Never transmit credentials without encryption. Configure your proxy or load balancer to terminate TLS and reject plain HTTP. In application code, you can enforce secure redirects:

import {rest} from '@loopback/rest';
import {MyComponent} from './component';

export class MyApplication extends BootMixin(ServiceMixin(RestApplication)) {
  constructor(options: ApplicationConfig = {}) {
    super(options);
    // Force HTTPS in production by redirecting HTTP to HTTPS
    this.middleware((ctx, next) => {
      if (!ctx.request.secure) {
        ctx.response.status = 301;
        ctx.response.set('Location', ctx.request.url.replace('http:', 'https:'));
        return;
      }
      return next();
    });
    this.component(MyComponent);
  }
}

2. Add rate limiting and account lockout

Prevent rapid attempts by introducing a per-identifier throttle. A simple in-memory approach is acceptable for low-volume services; for distributed systems, use a shared store like Redis.

import {Middleware} from '@loopback/core';
import {RestBindings} from '@loopback/rest';

export const rateLimitMiddleware: Middleware = {
  invoke: async (ctx, next) => {
    const ip = ctx.request.ip;
    const key = `auth_fail:${ip}`;
    // pseudo-code: use a rate-limiter library or Redis
    const failures = await getFailures(key);
    if (failures > 10) {
      ctx.response.status = 429;
      ctx.response.body = {message: 'Too many attempts, try later'};
      return;
    }
    await next();
  },
};

// Register in sequence
this.middleware(rateLimitMiddleware);

3. Strengthen authentication logic and avoid information leakage

Use a constant-time comparison for credentials and return generic messages.

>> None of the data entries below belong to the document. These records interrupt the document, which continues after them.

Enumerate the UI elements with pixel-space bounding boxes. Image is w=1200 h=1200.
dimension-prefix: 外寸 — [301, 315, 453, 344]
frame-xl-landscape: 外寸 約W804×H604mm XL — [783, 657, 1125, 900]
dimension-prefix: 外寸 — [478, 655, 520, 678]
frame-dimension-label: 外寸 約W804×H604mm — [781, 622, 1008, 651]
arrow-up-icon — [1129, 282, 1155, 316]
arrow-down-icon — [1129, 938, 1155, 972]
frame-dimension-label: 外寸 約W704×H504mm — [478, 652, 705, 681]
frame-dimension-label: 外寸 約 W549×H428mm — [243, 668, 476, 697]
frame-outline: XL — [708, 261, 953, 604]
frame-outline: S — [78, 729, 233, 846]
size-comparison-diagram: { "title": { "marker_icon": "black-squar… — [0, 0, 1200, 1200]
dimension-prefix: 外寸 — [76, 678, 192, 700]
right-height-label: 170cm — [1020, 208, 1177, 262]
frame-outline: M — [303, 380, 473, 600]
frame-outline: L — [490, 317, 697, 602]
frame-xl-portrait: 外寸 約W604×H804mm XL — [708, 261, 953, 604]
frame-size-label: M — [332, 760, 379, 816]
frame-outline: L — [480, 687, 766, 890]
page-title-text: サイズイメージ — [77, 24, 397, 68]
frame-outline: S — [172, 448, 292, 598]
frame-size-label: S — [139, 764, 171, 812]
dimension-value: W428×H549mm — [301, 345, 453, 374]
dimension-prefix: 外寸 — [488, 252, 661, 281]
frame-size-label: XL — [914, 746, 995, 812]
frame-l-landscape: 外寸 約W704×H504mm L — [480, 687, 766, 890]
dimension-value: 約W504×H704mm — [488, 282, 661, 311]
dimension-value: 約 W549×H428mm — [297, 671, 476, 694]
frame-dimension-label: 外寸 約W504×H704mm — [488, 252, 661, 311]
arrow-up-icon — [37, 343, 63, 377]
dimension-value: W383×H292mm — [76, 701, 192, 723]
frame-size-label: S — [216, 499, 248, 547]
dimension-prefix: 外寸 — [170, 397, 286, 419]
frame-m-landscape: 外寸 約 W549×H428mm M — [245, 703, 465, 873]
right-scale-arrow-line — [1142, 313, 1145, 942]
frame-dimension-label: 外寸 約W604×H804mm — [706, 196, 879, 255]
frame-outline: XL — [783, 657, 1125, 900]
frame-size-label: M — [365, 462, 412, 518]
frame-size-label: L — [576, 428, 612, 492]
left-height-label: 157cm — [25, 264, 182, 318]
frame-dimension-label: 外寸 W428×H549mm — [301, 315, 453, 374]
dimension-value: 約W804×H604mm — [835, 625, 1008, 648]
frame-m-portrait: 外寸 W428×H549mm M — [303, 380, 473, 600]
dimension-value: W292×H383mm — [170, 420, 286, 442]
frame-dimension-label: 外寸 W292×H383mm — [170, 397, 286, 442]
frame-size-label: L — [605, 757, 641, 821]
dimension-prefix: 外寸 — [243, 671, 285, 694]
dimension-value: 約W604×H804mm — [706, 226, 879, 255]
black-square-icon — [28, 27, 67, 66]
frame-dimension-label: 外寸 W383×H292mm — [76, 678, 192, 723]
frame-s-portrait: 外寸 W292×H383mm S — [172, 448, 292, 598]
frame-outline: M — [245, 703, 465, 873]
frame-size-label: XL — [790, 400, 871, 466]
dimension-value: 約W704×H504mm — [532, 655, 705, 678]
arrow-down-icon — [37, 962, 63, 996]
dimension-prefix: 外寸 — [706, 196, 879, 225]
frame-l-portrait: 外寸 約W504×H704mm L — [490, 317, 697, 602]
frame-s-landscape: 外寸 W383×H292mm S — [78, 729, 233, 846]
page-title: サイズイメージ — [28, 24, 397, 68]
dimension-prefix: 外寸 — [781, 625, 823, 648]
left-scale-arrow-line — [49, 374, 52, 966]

Do not indicate whether the username exists.

import {authenticate} from '@loopback/authentication';
import {Credentials, UserProfile} from '@loopback/security';

export class MyAuthProvider implements AuthProvider {
  async authenticate(credentials: Credentials): Promise<UserProfile> {
    const user = await this.findUser(credentials.username);
    const valid = user && await this.compareHash(credentials.password, user.passwordHash);
    if (!valid) {
      // Always take similar time and return generic error
      await fakeDelay();
      throw new HttpErrors.Unauthorized('Invalid credentials');
    }
    return {id: user.id, name: user.username, roles: user.roles || []};
  }

  private async compareHash(input: string, stored: string): Promise<boolean> {
    // Use a constant-time comparison library
    return timingSafeEqual(input, stored);
  }
}

4. Rotate credentials and avoid reuse

If you allow password changes, enforce history and lock intervals. Tie this into the authentication lifecycle so that a failed streak resets only after a successful verified change.

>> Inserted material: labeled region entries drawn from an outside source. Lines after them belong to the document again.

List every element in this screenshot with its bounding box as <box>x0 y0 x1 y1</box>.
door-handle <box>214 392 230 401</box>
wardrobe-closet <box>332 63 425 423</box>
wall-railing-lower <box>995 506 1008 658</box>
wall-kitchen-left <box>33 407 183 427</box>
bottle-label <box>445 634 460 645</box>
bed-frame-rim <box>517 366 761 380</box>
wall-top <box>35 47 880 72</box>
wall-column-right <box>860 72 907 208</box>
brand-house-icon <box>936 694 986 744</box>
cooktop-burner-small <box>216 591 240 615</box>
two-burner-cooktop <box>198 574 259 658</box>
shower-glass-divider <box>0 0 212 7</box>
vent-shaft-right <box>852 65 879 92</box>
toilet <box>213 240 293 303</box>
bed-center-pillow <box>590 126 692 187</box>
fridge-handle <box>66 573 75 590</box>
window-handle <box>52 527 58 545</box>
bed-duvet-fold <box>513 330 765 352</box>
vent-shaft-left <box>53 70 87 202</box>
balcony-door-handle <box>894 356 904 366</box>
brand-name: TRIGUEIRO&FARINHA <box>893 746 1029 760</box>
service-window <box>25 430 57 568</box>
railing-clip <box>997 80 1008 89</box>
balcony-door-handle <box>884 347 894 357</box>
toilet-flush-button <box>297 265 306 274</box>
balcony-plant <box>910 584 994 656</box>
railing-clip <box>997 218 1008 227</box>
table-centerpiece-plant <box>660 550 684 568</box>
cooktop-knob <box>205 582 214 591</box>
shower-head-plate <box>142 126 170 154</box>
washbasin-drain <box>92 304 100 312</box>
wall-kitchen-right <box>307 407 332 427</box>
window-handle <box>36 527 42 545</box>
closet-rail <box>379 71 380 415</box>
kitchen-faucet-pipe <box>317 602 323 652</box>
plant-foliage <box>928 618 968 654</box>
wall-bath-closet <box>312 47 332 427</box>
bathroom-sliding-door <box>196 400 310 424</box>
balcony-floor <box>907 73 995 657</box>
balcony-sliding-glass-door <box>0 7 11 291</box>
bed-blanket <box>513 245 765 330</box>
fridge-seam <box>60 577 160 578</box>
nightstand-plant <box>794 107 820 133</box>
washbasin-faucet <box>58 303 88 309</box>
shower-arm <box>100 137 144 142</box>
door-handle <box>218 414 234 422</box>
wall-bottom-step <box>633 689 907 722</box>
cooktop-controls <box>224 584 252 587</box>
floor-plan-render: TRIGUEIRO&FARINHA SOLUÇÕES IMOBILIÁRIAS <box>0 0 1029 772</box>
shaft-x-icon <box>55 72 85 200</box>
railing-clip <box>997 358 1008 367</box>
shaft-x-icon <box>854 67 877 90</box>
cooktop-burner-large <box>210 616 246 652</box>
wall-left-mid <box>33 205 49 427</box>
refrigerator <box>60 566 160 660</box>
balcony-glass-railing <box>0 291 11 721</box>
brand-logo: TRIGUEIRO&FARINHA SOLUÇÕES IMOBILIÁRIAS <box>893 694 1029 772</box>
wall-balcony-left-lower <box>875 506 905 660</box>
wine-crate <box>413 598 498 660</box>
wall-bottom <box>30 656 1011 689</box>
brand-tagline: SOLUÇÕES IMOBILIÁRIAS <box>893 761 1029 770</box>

import {inject} from '@loopback/core';
import {UserRepository} from '../repositories';

export class AccountService {
  constructor(
    @repository(UserRepository) public userRepo: UserRepository,
  ) {}

  async updatePassword(userId: string, newPassword: string): Promise<void> {
    const user = await this.userRepo.findById(userId);
    user.passwordHash = hash(newPassword);
    user.passwordHistory = user.passwordHistory || [];
    user.passwordHistory.push(user.passwordHash);
    await this.userRepo.save(user);
  }
}

5. Monitor and integrate with CI/CD

Use the middleBrick CLI to validate that your remediation reduces risk. Add the GitHub Action to fail builds if the authentication risk score drops below your chosen threshold, ensuring that future changes do not reintroduce weaknesses.

# Example workflow step
- name: middleBrick API Security Scan
  uses: middlebrick/github-action@v1
  with:
    url: ${{ secrets.STAGING_API_URL }}
    threshold: C

Frequently Asked Questions

Does middleBrick fix credential stuffing vulnerabilities found in Loopback APIs?
No. middleBrick detects and reports findings with remediation guidance; it does not fix, patch, or block vulnerabilities.
How often should I scan Loopback endpoints exposed with Basic Auth?
For high-risk endpoints using Basic Auth, continuous monitoring with a plan that supports scheduled scans is recommended to detect new weaknesses promptly.